We’re not at the point of bullets and bayonets yet… and if the Republicans succeed with their efforts to destroy the rule of law, rig elections, and institutionalize their grip on power, they may not need to resort to them. (Although the NRA has them primed and ready; ICE and Homeland Security are models of how to create domestic terror squads and internal police...)
November and the elections may be our last best chance to start turning things around.
The thing to remember is that it won’t end in November even if we can take back one or both houses of Congress. The Big Money will still be there, advancing its interests. The battle will still have to be fought at state and local levels. The millions of Americans who worship Trump will not suddenly see the light. Our laws, our courts, our legislatures, our government agencies will need intensive work to be reclaimed against active opposition. We’ve been under attack for a long time — even if people like Tom Friedman are only realizing it now.

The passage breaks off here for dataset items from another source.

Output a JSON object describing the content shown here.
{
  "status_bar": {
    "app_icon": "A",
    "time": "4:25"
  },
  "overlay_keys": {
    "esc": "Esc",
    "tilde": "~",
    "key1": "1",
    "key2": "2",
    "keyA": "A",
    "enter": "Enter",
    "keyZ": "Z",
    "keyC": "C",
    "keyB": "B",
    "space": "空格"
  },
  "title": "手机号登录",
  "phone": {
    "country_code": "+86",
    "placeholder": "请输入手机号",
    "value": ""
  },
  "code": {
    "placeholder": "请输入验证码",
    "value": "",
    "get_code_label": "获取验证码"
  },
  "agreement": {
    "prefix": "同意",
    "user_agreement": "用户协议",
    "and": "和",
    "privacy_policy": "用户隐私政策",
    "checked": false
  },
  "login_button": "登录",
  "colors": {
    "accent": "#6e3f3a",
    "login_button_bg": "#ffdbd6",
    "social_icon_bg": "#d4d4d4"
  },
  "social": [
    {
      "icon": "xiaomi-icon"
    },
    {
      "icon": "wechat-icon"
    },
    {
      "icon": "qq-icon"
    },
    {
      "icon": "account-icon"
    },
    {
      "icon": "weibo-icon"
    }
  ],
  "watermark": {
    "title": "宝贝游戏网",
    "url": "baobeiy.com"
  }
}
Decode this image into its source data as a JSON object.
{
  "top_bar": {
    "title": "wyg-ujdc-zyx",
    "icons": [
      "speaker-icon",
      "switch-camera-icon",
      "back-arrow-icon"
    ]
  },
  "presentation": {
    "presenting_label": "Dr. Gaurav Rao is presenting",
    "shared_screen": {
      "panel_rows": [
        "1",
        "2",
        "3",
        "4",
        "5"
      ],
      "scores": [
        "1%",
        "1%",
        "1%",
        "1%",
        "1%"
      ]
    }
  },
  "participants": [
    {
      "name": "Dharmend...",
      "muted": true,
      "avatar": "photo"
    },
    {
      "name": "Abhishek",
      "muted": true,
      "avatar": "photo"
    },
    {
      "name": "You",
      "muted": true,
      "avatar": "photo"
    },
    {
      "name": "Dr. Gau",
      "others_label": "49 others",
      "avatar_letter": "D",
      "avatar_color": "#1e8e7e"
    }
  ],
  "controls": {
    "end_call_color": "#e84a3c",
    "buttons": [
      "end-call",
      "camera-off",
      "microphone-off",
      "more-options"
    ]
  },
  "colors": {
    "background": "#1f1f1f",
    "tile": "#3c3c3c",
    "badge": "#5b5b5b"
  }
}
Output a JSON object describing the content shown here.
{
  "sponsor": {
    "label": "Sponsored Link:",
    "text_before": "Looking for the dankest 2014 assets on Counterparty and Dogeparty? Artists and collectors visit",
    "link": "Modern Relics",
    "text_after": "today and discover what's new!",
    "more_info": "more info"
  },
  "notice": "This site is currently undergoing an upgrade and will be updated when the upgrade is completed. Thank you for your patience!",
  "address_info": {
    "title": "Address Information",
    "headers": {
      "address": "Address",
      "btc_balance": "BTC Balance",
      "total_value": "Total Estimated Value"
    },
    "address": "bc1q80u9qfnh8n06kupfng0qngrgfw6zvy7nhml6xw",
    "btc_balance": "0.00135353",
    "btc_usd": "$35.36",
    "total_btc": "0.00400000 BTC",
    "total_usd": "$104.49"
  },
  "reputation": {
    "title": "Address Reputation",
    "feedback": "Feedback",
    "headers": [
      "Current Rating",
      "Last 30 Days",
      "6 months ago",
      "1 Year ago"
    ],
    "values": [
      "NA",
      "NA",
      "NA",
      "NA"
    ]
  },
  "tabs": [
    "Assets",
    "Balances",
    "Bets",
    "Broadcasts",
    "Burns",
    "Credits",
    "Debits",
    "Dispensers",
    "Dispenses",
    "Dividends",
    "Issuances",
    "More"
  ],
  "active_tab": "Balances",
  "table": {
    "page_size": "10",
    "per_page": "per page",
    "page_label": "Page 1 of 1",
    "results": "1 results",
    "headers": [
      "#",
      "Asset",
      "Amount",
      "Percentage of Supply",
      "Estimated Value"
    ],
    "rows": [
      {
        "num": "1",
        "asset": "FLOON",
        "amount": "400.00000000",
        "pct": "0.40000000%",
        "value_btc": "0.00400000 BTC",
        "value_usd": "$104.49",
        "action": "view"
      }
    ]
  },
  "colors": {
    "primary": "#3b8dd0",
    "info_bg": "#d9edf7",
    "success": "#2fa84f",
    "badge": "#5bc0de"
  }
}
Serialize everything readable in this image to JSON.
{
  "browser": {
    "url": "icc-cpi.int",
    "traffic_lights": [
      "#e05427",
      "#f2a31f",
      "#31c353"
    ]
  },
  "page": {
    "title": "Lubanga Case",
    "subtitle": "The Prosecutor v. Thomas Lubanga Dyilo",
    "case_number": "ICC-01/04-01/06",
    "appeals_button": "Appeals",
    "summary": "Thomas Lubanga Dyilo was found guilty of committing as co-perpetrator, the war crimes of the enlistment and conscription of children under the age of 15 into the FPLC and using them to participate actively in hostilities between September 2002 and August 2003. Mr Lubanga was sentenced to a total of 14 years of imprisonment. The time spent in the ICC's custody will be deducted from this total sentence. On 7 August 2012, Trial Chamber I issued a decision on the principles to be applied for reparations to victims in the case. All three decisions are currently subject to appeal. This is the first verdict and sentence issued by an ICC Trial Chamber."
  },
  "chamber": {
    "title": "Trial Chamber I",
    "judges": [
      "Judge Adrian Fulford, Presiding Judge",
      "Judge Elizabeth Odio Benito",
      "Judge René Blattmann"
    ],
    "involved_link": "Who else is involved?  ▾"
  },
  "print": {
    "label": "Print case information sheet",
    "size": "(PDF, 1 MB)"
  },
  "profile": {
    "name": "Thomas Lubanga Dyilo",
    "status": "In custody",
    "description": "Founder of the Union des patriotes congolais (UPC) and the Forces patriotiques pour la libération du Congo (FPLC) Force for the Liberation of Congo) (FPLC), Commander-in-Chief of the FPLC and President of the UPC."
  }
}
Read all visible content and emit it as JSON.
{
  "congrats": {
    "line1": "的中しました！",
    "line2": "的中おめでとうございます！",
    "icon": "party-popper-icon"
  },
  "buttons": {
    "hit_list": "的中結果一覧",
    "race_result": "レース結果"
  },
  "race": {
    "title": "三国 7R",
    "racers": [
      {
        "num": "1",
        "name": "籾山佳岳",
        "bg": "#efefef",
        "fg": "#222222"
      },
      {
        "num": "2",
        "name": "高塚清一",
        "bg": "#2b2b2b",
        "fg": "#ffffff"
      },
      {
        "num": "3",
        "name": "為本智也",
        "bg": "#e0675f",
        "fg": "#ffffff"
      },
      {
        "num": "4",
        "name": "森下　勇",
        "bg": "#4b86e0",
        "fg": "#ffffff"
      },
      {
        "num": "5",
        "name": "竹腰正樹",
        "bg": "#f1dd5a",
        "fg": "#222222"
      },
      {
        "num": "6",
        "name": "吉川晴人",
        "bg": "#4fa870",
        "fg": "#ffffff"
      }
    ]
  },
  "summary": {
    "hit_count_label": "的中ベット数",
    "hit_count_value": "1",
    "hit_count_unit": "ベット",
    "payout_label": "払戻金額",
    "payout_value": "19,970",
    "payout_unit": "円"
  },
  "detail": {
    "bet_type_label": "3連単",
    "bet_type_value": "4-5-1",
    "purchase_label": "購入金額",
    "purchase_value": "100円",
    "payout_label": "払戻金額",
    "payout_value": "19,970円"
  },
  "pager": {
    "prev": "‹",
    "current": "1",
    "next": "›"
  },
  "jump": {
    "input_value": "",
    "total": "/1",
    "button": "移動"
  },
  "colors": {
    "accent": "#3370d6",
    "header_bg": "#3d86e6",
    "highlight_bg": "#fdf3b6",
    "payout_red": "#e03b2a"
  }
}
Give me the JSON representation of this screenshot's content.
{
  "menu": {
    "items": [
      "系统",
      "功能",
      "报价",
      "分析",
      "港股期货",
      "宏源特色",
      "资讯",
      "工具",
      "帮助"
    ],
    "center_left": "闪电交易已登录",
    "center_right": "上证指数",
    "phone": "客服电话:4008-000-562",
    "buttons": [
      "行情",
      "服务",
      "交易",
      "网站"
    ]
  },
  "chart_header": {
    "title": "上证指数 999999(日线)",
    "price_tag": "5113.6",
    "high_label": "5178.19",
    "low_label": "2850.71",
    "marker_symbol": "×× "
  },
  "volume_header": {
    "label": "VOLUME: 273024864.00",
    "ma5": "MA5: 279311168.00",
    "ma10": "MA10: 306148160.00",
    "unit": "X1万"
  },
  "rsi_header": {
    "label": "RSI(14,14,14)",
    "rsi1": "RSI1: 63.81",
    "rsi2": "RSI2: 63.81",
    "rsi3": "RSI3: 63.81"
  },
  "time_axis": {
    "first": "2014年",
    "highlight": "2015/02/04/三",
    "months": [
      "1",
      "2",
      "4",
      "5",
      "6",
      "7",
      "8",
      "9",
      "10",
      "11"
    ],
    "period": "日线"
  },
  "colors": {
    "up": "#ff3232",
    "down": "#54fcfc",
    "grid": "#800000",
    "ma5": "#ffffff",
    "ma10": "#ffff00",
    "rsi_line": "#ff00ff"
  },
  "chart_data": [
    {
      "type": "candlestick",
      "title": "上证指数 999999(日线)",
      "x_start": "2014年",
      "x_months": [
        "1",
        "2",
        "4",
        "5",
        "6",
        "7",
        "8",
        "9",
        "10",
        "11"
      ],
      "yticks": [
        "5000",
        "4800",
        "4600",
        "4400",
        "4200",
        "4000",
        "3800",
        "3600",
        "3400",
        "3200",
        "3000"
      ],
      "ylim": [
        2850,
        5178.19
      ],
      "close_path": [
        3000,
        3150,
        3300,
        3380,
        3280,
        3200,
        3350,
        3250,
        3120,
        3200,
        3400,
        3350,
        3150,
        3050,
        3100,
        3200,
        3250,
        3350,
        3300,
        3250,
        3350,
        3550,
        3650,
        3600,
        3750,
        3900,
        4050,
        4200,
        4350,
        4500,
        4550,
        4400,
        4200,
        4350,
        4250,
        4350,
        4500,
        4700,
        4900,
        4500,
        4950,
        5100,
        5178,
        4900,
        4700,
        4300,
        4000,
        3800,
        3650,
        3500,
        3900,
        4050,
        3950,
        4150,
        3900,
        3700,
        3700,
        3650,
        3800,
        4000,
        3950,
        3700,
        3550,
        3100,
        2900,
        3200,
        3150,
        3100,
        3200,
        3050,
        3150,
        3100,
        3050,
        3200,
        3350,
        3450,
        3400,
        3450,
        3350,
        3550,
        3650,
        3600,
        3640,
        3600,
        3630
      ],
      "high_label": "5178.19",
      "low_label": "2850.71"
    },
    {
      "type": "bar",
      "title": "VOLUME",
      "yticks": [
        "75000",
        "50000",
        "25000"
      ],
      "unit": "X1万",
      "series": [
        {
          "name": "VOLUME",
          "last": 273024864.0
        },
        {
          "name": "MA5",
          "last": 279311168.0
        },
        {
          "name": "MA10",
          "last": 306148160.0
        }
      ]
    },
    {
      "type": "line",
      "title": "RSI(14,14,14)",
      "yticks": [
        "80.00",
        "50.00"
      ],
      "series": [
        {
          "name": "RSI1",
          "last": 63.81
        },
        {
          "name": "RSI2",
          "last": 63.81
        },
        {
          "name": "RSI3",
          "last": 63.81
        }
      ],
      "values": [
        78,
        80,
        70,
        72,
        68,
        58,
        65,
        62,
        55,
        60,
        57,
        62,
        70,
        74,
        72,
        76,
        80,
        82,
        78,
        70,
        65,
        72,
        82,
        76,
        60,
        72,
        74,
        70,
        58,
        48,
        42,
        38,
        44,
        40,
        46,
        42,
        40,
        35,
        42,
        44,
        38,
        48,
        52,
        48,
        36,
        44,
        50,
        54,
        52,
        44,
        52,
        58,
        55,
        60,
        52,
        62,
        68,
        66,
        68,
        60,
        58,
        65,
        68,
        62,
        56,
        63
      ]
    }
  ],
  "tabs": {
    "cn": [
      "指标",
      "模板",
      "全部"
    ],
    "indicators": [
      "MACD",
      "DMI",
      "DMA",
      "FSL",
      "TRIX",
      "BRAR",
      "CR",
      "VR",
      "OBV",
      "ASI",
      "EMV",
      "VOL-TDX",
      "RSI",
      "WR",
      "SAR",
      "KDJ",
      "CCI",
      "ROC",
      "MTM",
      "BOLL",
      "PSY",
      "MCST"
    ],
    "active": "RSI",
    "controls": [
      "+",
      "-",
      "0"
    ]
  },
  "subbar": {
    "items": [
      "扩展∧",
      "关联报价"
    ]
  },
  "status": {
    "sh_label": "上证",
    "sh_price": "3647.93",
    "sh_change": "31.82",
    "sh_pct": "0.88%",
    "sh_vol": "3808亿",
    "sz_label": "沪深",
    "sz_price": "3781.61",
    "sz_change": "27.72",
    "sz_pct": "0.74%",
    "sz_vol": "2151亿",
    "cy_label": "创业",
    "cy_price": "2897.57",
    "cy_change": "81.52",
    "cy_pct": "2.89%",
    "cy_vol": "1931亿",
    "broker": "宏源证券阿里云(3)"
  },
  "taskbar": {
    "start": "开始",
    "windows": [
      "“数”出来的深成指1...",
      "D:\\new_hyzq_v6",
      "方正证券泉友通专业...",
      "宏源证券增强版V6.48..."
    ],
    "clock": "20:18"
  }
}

We will be fighting into the foreseeable future — and the rest of the world will not hold still while we do it. Authoritarians are on the rise around the world. Inequality continues to grow. Climate Change is accelerating. Trump is replacing international cooperation with competition. It’s not going to get easier.
The world is made by the people who show up for the job. We’re going to have to start putting in overtime. Never give up, never surrender. Resist.